地上まで降りきると、センザンコウ型の死体を前にしてぼんやりと立ち尽くしているミナ班長の姿が目に入った。せっかく任務が成功したというのに、その横顔はなぜか苦渋に満ちているように見える。
いや、なぜかということもないか。
班長は前々から、どれほど危険な古生物であろうとも殺すのを嫌がる人だった。

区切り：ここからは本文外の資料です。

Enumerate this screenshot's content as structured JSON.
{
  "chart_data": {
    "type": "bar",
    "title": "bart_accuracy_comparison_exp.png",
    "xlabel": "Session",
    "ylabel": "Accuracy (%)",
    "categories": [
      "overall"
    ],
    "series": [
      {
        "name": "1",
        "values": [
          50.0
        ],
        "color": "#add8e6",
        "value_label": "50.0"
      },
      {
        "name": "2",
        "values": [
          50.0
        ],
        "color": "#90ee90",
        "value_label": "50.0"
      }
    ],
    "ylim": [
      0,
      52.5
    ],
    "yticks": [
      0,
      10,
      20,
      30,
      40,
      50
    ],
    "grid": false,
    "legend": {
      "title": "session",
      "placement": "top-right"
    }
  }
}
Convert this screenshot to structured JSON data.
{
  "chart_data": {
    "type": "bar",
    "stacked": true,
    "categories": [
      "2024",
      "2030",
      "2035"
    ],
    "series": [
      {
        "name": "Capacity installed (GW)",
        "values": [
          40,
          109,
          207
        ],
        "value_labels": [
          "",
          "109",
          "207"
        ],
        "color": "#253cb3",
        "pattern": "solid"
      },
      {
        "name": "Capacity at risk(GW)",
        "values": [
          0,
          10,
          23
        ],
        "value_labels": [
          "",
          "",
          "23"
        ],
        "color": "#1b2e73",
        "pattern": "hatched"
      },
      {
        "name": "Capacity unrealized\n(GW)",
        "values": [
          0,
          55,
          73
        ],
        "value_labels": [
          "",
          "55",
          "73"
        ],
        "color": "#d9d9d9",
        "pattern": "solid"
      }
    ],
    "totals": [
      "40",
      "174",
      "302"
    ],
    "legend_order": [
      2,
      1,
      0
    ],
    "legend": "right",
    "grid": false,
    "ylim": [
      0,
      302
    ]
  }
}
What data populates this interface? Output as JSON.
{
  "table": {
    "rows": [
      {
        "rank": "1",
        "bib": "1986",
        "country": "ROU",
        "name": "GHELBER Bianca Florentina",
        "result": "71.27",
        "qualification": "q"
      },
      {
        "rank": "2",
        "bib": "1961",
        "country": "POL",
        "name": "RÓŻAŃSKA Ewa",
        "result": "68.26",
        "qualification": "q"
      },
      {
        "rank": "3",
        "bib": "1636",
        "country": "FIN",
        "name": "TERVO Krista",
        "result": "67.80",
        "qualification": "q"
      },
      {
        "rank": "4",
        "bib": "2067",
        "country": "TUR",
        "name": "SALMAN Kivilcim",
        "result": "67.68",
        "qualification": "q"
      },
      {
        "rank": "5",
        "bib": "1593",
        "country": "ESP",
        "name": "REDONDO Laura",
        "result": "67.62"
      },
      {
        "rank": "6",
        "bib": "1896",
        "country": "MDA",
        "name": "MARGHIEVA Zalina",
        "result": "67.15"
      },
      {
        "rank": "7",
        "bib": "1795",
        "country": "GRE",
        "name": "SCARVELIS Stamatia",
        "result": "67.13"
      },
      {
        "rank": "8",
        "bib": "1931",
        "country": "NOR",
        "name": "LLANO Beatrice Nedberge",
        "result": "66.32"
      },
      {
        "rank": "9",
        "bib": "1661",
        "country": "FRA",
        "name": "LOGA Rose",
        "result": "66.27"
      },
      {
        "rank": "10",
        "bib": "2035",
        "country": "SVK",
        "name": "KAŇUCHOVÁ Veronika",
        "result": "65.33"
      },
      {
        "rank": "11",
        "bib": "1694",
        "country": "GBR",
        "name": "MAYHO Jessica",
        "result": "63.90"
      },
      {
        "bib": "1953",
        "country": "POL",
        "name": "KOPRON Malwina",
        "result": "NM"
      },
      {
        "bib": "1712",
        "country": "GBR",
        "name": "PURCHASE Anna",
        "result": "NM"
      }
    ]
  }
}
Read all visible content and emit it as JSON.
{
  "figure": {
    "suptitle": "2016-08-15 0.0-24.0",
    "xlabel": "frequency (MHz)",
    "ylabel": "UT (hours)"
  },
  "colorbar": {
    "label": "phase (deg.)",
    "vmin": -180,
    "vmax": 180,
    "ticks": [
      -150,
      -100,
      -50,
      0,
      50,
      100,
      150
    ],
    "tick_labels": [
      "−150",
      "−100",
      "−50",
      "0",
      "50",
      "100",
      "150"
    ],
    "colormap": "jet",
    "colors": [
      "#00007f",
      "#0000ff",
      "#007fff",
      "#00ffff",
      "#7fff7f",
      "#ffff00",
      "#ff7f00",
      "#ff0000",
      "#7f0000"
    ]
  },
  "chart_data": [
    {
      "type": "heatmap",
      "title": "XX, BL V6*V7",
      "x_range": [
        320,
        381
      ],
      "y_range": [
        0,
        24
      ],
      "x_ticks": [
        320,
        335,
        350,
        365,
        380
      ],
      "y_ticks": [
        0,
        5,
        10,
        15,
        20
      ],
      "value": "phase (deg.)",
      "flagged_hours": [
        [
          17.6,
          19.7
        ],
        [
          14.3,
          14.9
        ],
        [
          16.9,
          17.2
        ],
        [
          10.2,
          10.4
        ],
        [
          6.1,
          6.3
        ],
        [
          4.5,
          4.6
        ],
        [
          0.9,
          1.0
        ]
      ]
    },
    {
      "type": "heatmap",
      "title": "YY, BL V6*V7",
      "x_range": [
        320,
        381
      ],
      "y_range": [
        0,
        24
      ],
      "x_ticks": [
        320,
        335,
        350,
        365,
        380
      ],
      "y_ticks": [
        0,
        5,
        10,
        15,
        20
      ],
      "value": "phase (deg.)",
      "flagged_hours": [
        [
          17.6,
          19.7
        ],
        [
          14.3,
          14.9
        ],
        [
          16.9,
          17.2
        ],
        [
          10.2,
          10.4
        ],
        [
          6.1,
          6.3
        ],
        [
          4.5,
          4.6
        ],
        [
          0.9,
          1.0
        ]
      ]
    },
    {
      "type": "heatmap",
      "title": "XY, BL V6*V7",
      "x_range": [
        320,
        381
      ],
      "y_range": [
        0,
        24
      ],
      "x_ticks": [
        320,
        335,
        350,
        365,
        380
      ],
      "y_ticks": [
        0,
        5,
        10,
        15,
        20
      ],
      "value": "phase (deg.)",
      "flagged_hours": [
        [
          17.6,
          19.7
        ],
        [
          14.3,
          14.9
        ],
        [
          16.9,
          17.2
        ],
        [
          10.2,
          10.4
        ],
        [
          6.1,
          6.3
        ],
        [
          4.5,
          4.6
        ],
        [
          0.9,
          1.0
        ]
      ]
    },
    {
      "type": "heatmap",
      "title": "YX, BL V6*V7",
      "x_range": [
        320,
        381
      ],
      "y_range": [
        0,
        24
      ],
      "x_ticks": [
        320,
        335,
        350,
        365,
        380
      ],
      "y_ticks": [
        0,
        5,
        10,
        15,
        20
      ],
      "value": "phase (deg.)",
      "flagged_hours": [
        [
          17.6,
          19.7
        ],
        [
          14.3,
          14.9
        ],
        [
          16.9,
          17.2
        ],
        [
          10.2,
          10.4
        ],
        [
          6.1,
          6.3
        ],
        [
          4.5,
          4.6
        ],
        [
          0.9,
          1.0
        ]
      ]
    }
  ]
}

他部署と共同の大がかりな作戦で、なおかつ相手はA+級などという別格の危険度、そして上からの射殺命令もあるという今回ばかりはさすがにそんな自分の我がままを通すわけにもいかないと頭では理解していても、心が受け止めきれていないのだろう。
そんな班長の表情を見ていると、なんだかその辛い気持ちがこちらまで伝播してくるような気がした。
それを振り払うように、声をかける。
「班長」
物思いに耽っていた様子の班長は、はっとしたようにこちらに顔を向けた。その目が大きく見開かれ、顔色が真っ青になる。
「どうして……死んだはずじゃ……」
なんてことを言い出すのだ。
「いやいやいや、俺がいつ死んだっていうんですか。なんか顔色がやけに悪いですが、大丈夫ですか、班長?」
「あっ、ああ、なんだ、ハルツキか……」
「誰だと思ったんです?」
「いや、なんでもない。ちょっと疲れてただけだ。そんなことより、今大事なのは残りのチャレンジャーがどうなってるのかだ」
ちょっと疲れているどころの顔色ではないように見えたが、こうもあからさまに話題を逸らされては、その点については触れづらい。それに、今大事なのは残るチャレンジャーへの対応だというのは、確かにその通りではある。
ヒョウ型とセンザンコウ型を一頭ずつ倒し、残るはクマ型とヒョウ型がやはり一頭ずつだ。
ツツジと連絡をとって向こうの状況を聞きたいが、まだ戦闘中だった場合、通話を入れたりはしない方が良いだろう。
そう考えて、ひとまずメッセージだけ送っておくことにした。これなら、向こうが余裕のある時に見れば済む。
「メガネウラ、ツツジにメッセージを送信。文面は『ハルツキならびにミナ班長は担当のチャレンジャーの処理に成功。そちらの状況を知らせられたし』」
アシスタントAIのメガネウラは俺の指示に対し、間を置かず返答した。